防火用水を覗き込みぼうふらがうようよ上下に浮き沈みしているのを

ぼんやり眺めていた記憶があります。

少し大きめの防火用水は模型の船を浮かべて遊ぶのに絶好の場所で

特に細い木の船体に底に鉛の錘をつけて、船体の両側 前後にガイドをつけて、

ゴム動力で進行中沈んで走行する潜水艦を良く作って遊んでました。

正に作っては壊し作っては壊しと梅雨頃から夏の終わりまで

これで遊んでいましたが、その友達がぼうふらです。

船が通りぼうふらが逃げ惑います。
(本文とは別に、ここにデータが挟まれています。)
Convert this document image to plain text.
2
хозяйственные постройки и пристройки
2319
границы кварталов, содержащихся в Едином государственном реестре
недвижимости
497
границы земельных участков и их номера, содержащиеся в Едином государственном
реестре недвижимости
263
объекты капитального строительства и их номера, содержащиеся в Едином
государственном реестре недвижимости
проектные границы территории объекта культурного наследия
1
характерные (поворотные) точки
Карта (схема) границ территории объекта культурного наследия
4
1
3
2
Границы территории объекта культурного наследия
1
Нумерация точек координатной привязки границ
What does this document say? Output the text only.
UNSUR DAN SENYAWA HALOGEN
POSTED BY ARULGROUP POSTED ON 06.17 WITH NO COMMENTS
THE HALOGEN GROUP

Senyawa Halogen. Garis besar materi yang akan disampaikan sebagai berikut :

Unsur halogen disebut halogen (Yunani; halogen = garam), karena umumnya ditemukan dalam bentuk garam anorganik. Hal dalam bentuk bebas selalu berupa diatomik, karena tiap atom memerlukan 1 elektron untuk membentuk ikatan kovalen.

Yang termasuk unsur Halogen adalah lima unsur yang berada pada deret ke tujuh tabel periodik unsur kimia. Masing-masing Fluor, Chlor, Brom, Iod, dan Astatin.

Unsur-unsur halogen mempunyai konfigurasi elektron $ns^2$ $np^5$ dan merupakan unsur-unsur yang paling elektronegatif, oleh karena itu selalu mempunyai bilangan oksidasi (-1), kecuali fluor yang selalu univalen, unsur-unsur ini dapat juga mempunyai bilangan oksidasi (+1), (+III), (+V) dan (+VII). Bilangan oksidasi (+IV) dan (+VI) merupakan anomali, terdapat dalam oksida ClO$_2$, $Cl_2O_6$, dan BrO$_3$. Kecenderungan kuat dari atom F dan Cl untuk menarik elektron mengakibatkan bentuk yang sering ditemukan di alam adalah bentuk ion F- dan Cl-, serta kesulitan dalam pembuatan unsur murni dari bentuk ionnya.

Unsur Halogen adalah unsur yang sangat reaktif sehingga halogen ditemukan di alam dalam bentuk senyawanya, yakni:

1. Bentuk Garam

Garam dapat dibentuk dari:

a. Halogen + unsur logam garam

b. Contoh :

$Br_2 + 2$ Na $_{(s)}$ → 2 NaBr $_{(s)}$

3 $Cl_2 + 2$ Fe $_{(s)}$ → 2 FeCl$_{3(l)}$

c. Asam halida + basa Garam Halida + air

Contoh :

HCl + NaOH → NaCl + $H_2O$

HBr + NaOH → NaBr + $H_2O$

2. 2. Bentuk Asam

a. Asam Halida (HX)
ぼうふらの集団を突っ切るように船を走らせます。

たわいない遊びですが、どのくらいもぐってどこまで行くかを友人と競うわけです。

ぼうふらを蹴散らしてもぐって走行する船を見るのは、

さも敵に勝ったような気がします。その防火用水も昭和
30年代半ばから消え始め、

下水が整うに従いぼうふらも居なくなりました。

どぶも下水配管で地中に埋まり 小さな川も暗渠となって消えました。

蚊が居なくなったのは好いのですが、寂しくもあります。

水の流れている川は堤防が出来て、中小河川は河底が水位制御しやすくするため

コンクリートで固められ、呼吸が出来なくなっています。

ぼうふらが湧きたくても出来ません。

夏の夕暮れ 蜻蛉のように川面に棒状で現れるぼうふらの発生は見えなく

風物詩が消えていくのです。

しかし雑草の茂った我が家の狭い庭に夕方少し立ったら蚊にあちこち刺されたので、

コンクリートを離れれば居るようです。